Why is the size of the data type different when the value is directly passed to the sizeof operator?

Constants, like variables, have a type of their own:

• 6.5 : A floating point constant of type double
• 90000 : An integer constant of type int (if int is 32 bits) or long (if int is 16 bits)
• 'A' : A character constant of type int in C and char in C++

The sizes that are printed are the sizes of the above types.

Also, the result of the sizeof operator has type size_t. So when printing the proper format specifier to use is %zu, not %d.

Character constants in C (opposite to C++) have the type int. So this call

printf("%d",sizeof('A'));

outputs 4. That is sizeof( 'A' ) is equal to sizeof( int ).

From the C Standard (6.4.4.4 Character constants)

10 An integer character constant has type int....

On the other hand (6.5.3.4 The sizeof and alignof operators)

4 When sizeof is applied to an operand that has type char, unsigned char, or signed char, (or a qualified version thereof) the result is 1.
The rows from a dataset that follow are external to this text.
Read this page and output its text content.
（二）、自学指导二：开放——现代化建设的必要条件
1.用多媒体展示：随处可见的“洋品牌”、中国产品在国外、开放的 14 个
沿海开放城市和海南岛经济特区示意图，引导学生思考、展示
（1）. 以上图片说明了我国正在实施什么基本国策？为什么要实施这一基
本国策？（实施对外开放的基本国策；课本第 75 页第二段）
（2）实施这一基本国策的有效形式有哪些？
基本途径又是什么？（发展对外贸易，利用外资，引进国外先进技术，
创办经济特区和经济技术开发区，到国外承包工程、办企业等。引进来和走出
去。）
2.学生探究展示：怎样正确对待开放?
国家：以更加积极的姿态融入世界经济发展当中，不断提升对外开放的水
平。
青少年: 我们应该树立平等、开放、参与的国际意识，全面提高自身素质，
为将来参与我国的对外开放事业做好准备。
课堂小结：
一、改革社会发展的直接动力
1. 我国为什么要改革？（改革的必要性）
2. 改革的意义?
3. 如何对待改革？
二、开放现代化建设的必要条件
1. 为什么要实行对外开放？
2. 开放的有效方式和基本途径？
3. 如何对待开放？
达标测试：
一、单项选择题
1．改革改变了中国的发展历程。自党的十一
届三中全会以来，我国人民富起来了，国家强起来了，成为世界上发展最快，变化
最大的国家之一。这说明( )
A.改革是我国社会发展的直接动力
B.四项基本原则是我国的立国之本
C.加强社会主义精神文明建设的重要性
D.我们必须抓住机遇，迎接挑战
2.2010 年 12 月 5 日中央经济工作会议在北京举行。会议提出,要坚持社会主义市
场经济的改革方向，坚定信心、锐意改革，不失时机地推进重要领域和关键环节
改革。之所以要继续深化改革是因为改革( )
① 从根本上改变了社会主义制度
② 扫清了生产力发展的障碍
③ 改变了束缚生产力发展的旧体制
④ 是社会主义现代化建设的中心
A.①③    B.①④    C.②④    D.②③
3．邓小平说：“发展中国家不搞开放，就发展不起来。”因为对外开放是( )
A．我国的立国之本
So the operand of the sizeof operator in this expression sizeof( 'A' ) has the type int while in this expression sizeof( a ) where a is declared like

char a = 'A';

the operand has the type char.

Pay attention to that calls like this

printf("%d",sizeof(6.5));

use incorrect conversion format specifier. You have to write

printf("%zu",sizeof(6.5));

Also in the above call there is used a constant of the type double while in this call

printf("%zu",sizeof(c));

the variable c has the type float.

You could get the same result for these calls if the first call used a constant of the type float like

printf("%zu",sizeof(6.5f));